Monday, January 27, 2014

We've Caught Penguin Fever



Reddit frequently solicits from its subscribers amusing captions for unusual photos.  On January 24, it offered a picture of what appears to be two armies of penguins charging into battle with one another, or perhaps charging into a group-hug contest.

This candidate inspired some speculation about obscure wars that led readers to my old blog post on the war between Liechtenstein and Italy, in which Liechtenstein suffered negative casualties because its army made a friend on the way.

This was apparently intriguing enough to garner 600 hits in the last three days, making it one of my most popular blog posts to date.  (Though it still has a ways to go before it can compete with my post on the Imperial Russian Navy and its pet python.)

All of this suggests that:

1) You can never tell which blog posts are going to be the most popular (though trash-talking about Niall Ferguson is usually a good bet), and

2) I need to post more cutesy stories about obscure wars

Thursday, January 09, 2014

Anti-Presidents' Day!


Last year I devoted my entry on this subject to the three “Doughfaces” (Northern men, Southern principles) who preceded Abraham Lincoln, and who helped lay the groundwork for the American Civil war. For the sake of symmetry, this year I believe we should commemorate the three less-than-successful chief executives who followed Lincoln, and who helped the Union lose the peace.

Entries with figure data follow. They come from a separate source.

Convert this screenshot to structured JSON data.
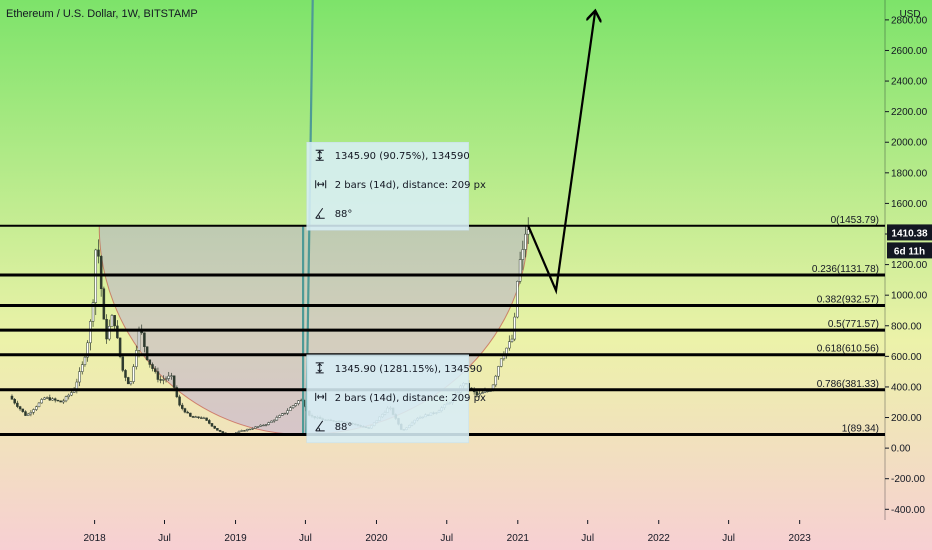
{
  "chart": {
    "title": "Ethereum / U.S. Dollar, 1W, BITSTAMP",
    "currency": "USD",
    "price_badge": "1410.38",
    "countdown_badge": "6d 11h"
  },
  "chart_data": {
    "type": "candlestick",
    "title": "Ethereum / U.S. Dollar, 1W, BITSTAMP",
    "ylabel": "USD",
    "ylim": [
      -470,
      2930
    ],
    "y_ticks": [
      -400,
      -200,
      0,
      200,
      400,
      600,
      800,
      1000,
      1200,
      1400,
      1600,
      1800,
      2000,
      2200,
      2400,
      2600,
      2800
    ],
    "y_tick_labels": [
      "-400.00",
      "-200.00",
      "0.00",
      "200.00",
      "400.00",
      "600.00",
      "800.00",
      "1000.00",
      "1200.00",
      "1400.00",
      "1600.00",
      "1800.00",
      "2000.00",
      "2200.00",
      "2400.00",
      "2600.00",
      "2800.00"
    ],
    "xlim": [
      "2017-05-01",
      "2023-08-10"
    ],
    "x_ticks": [
      {
        "date": "2018-01-01",
        "label": "2018"
      },
      {
        "date": "2018-07-01",
        "label": "Jul"
      },
      {
        "date": "2019-01-01",
        "label": "2019"
      },
      {
        "date": "2019-07-01",
        "label": "Jul"
      },
      {
        "date": "2020-01-01",
        "label": "2020"
      },
      {
        "date": "2020-07-01",
        "label": "Jul"
      },
      {
        "date": "2021-01-01",
        "label": "2021"
      },
      {
        "date": "2021-07-01",
        "label": "Jul"
      },
      {
        "date": "2022-01-01",
        "label": "2022"
      },
      {
        "date": "2022-07-01",
        "label": "Jul"
      },
      {
        "date": "2023-01-01",
        "label": "2023"
      }
    ],
    "price_path": [
      [
        "2017-06-01",
        340
      ],
      [
        "2017-07-15",
        210
      ],
      [
        "2017-09-01",
        330
      ],
      [
        "2017-10-15",
        300
      ],
      [
        "2017-11-15",
        380
      ],
      [
        "2017-12-10",
        560
      ],
      [
        "2017-12-25",
        750
      ],
      [
        "2018-01-05",
        1000
      ],
      [
        "2018-01-13",
        1400
      ],
      [
        "2018-01-20",
        1200
      ],
      [
        "2018-02-05",
        700
      ],
      [
        "2018-02-25",
        880
      ],
      [
        "2018-03-20",
        520
      ],
      [
        "2018-04-10",
        400
      ],
      [
        "2018-05-05",
        800
      ],
      [
        "2018-05-25",
        580
      ],
      [
        "2018-06-25",
        440
      ],
      [
        "2018-07-25",
        470
      ],
      [
        "2018-08-15",
        280
      ],
      [
        "2018-09-15",
        200
      ],
      [
        "2018-10-15",
        200
      ],
      [
        "2018-11-20",
        120
      ],
      [
        "2018-12-15",
        85
      ],
      [
        "2019-01-20",
        110
      ],
      [
        "2019-02-20",
        130
      ],
      [
        "2019-04-01",
        160
      ],
      [
        "2019-05-15",
        230
      ],
      [
        "2019-06-25",
        320
      ],
      [
        "2019-07-20",
        210
      ],
      [
        "2019-09-01",
        180
      ],
      [
        "2019-10-15",
        175
      ],
      [
        "2019-12-20",
        128
      ],
      [
        "2020-02-10",
        270
      ],
      [
        "2020-03-15",
        110
      ],
      [
        "2020-04-20",
        195
      ],
      [
        "2020-06-10",
        235
      ],
      [
        "2020-07-25",
        320
      ],
      [
        "2020-08-20",
        430
      ],
      [
        "2020-09-25",
        345
      ],
      [
        "2020-11-01",
        385
      ],
      [
        "2020-11-25",
        590
      ],
      [
        "2020-12-28",
        730
      ],
      [
        "2021-01-10",
        1200
      ],
      [
        "2021-01-20",
        1260
      ],
      [
        "2021-01-28",
        1410
      ]
    ],
    "projection_path": [
      [
        "2021-01-28",
        1454
      ],
      [
        "2021-04-10",
        1030
      ],
      [
        "2021-07-20",
        2850
      ]
    ],
    "cup_curve": {
      "left": [
        "2018-01-13",
        1454
      ],
      "bottom": [
        "2019-06-25",
        89
      ],
      "right": [
        "2021-01-28",
        1454
      ]
    },
    "vertical_rays": [
      {
        "from": [
          "2019-07-03",
          89
        ],
        "to": [
          "2019-07-20",
          2950
        ]
      },
      {
        "from": [
          "2019-06-25",
          89
        ],
        "to": [
          "2019-06-25",
          1454
        ]
      }
    ],
    "fib_levels": [
      {
        "value": 1453.79,
        "label": "0(1453.79)"
      },
      {
        "value": 1131.78,
        "label": "0.236(1131.78)"
      },
      {
        "value": 932.57,
        "label": "0.382(932.57)"
      },
      {
        "value": 771.57,
        "label": "0.5(771.57)"
      },
      {
        "value": 610.56,
        "label": "0.618(610.56)"
      },
      {
        "value": 381.33,
        "label": "0.786(381.33)"
      },
      {
        "value": 89.34,
        "label": "1(89.34)"
      }
    ],
    "measure_boxes": [
      {
        "anchor": [
          "2019-07-25",
          2000
        ],
        "rows": [
          "1345.90 (90.75%), 134590",
          "2 bars (14d), distance: 209 px",
          "88°"
        ],
        "icons": [
          "price-range-icon",
          "bar-range-icon",
          "angle-icon"
        ]
      },
      {
        "anchor": [
          "2019-07-25",
          610
        ],
        "rows": [
          "1345.90 (1281.15%), 134590",
          "2 bars (14d), distance: 209 px",
          "88°"
        ],
        "icons": [
          "price-range-icon",
          "bar-range-icon",
          "angle-icon"
        ]
      }
    ],
    "price_marker": 1410.38,
    "colors": {
      "bull": "#26a69a",
      "bear": "#ef5350",
      "candle": "#2e3a2e",
      "fib": "#000000",
      "projection": "#000000",
      "cup_fill": "#b39ddb",
      "ray": "#4e9a96",
      "badge_dark": "#131722",
      "bg_top": "#7de36a",
      "bg_mid": "#ecf2a9",
      "bg_bottom": "#f7cfd3"
    }
  }
}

Andrew Johnson: Added to the 1864 Republican ticket to attract Democratic votes, Johnson succeeded to the presidency courtesy of John Wilkes Booth, and assumed initial responsibility for readmitting the former Confederate states to the Union. Johnson's reconstruction plan initially followed Lincoln's, but he added to it mass pardoning of former Confederates, vetoing laws that Congress passed to protect the four million Southern freedmen, and denouncing Congressional Republicans as “assassins” and campaigning against them in the midterms. Voters showed what they thought of Johnson by giving his GOP adversaries a two-thirds majority in both houses of Congress. When the new Congress passed a Reconstruction Act over Johnson's veto, the president discussed with General Ulysses Grant the possibility of using the army to drive the national legislature out of town.  Fortunately for the republic, General Grant refused to help Johnson play Cromwell, and Johnson's subsequent efforts to remodel the War Department won him impeachment and near-removal from office. Twentieth-century historians with pro-Southern leanings tried to whitewash Johnson's record and portray him as a martyr to Republican radicalism, but later scholarship has been more sympathetic to my own view, which is that President Number 17 had it coming.

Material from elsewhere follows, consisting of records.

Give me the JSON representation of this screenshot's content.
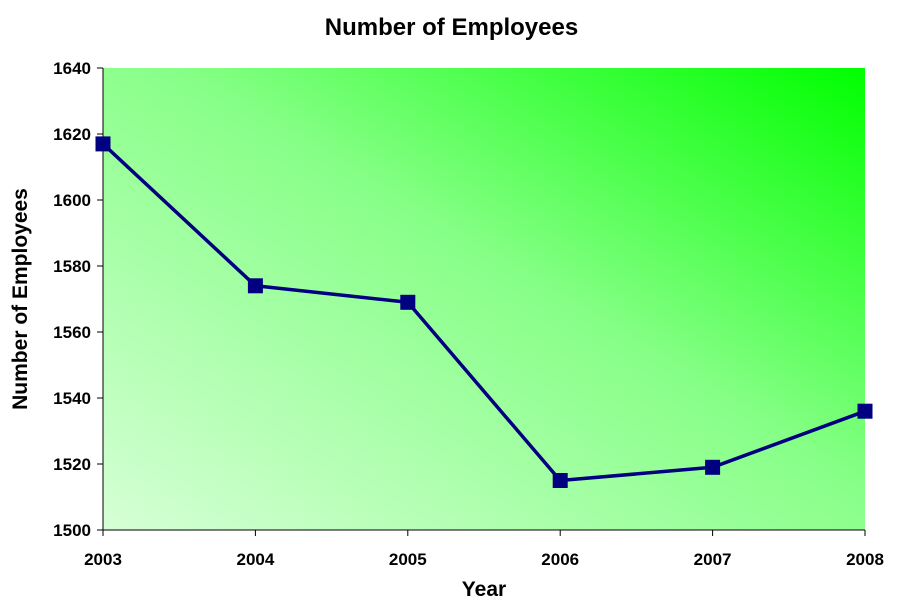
{
  "chart_data": {
    "type": "line",
    "title": "Number of Employees",
    "xlabel": "Year",
    "ylabel": "Number of Employees",
    "x": [
      "2003",
      "2004",
      "2005",
      "2006",
      "2007",
      "2008"
    ],
    "series": [
      {
        "values": [
          1617,
          1574,
          1569,
          1515,
          1519,
          1536
        ]
      }
    ],
    "ylim": [
      1500,
      1640
    ],
    "yticks": [
      1500,
      1520,
      1540,
      1560,
      1580,
      1600,
      1620,
      1640
    ],
    "grid": false,
    "legend": "none",
    "colors": {
      "line": "#000080",
      "marker": "#000080",
      "background_light": "#d6ffd6",
      "background_dark": "#00ff00"
    }
  }
}
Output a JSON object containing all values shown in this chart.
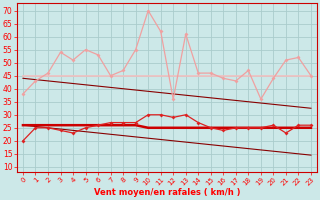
{
  "x": [
    0,
    1,
    2,
    3,
    4,
    5,
    6,
    7,
    8,
    9,
    10,
    11,
    12,
    13,
    14,
    15,
    16,
    17,
    18,
    19,
    20,
    21,
    22,
    23
  ],
  "series_rafales_jagged": [
    38,
    43,
    46,
    54,
    51,
    55,
    53,
    45,
    47,
    55,
    70,
    62,
    36,
    61,
    46,
    46,
    44,
    43,
    47,
    36,
    44,
    51,
    52,
    45
  ],
  "series_moyen_jagged": [
    20,
    25,
    25,
    24,
    23,
    25,
    26,
    27,
    27,
    27,
    30,
    30,
    29,
    30,
    27,
    25,
    24,
    25,
    25,
    25,
    26,
    23,
    26,
    26
  ],
  "series_rafales_flat": [
    45,
    45,
    45,
    45,
    45,
    45,
    45,
    45,
    45,
    45,
    45,
    45,
    45,
    45,
    45,
    45,
    45,
    45,
    45,
    45,
    45,
    45,
    45,
    45
  ],
  "series_moyen_flat": [
    26,
    26,
    26,
    26,
    26,
    26,
    26,
    26,
    26,
    26,
    25,
    25,
    25,
    25,
    25,
    25,
    25,
    25,
    25,
    25,
    25,
    25,
    25,
    25
  ],
  "series_rafales_reg": [
    44,
    43.5,
    43,
    42.5,
    42,
    41.5,
    41,
    40.5,
    40,
    39.5,
    39,
    38.5,
    38,
    37.5,
    37,
    36.5,
    36,
    35.5,
    35,
    34.5,
    34,
    33.5,
    33,
    32.5
  ],
  "series_moyen_reg": [
    26,
    25.5,
    25,
    24.5,
    24,
    23.5,
    23,
    22.5,
    22,
    21.5,
    21,
    20.5,
    20,
    19.5,
    19,
    18.5,
    18,
    17.5,
    17,
    16.5,
    16,
    15.5,
    15,
    14.5
  ],
  "bg_color": "#cce8e8",
  "grid_color": "#aacccc",
  "color_rafales_jagged": "#f0a0a0",
  "color_moyen_jagged": "#dd2222",
  "color_rafales_flat": "#f0c0c0",
  "color_moyen_flat": "#cc0000",
  "color_reg_dark": "#880000",
  "xlabel": "Vent moyen/en rafales ( km/h )",
  "yticks": [
    10,
    15,
    20,
    25,
    30,
    35,
    40,
    45,
    50,
    55,
    60,
    65,
    70
  ],
  "ylim": [
    8,
    73
  ],
  "xlim": [
    -0.5,
    23.5
  ]
}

Ulysses S. Grant: That U.S. Grant was a good general and a crap president is a historiographical commonplace, though perhaps he deserves high marks for trying, as Johnson did not, to protect the civil rights of Southern freedmen. Grant used the Army to suppress the first Ku Klux Klan in 1871-72, and to occupy counties convulsed by white-supremacist violence in 1873-4. But Grant crippled his presidency by appointing or tolerating officials who were wildly corrupt. His subordinates took advantage of the federal government's newly expanded scope and power to line their and their cronies' pockets, taking funds from the customs houses, bribes from whiskey distillers, graft from the Indian Department, etc. A financial panic in 1873 and a subsequent depression did not improve the GOP's standing with voters. There wasn't much Grant could have done to end the depression, but his support for the deflationary gold standard didn't help. By 1876 the Republicans had lost control of the House of Representatives, and in that year's election it lost control of the presidency too...

Rutherford B. Hayes: ...or it would have done, if party wire-pullers and GOP officials hadn't stolen the election, by arranging a recount of votes in the Republican-controlled states of South Carolina, Florida, and Louisiana, all of which Hayes then “won.”After a Republican-controlled special election committee endorsed the recount, Southern Democrats in Congress threatened to delay Hayes' inauguration indefinitely with a filibuster. To shut them up, the Republicans agreed that Hayes would pull federal troops out of the South and allow Reconstruction to end, which Hayes soon did, laying the groundwork for a century of one-party, white-supremacist rule. Hayes instead used the Army to mop up Indian resistance on the northern Plains and crush a massive, nation-wide railroad strike, making it clear where the Republicans' new priorities lay. Following an abortive attempt to reform the civil service - the only useful thing Hayes tried to to do, though it split his party and exhausted his political capital - President Number 19 spent the rest of his term swanning about, making speeches about how great Rutherford B. Hayes was and receiving public plaudits for doing very little. His wife Lucy, meanwhile, banned the consumption of alcoholic beverages in the White House, earning herself the nickname “Lemonade Lucy” and making life that much more unlivable for Hayes' staff.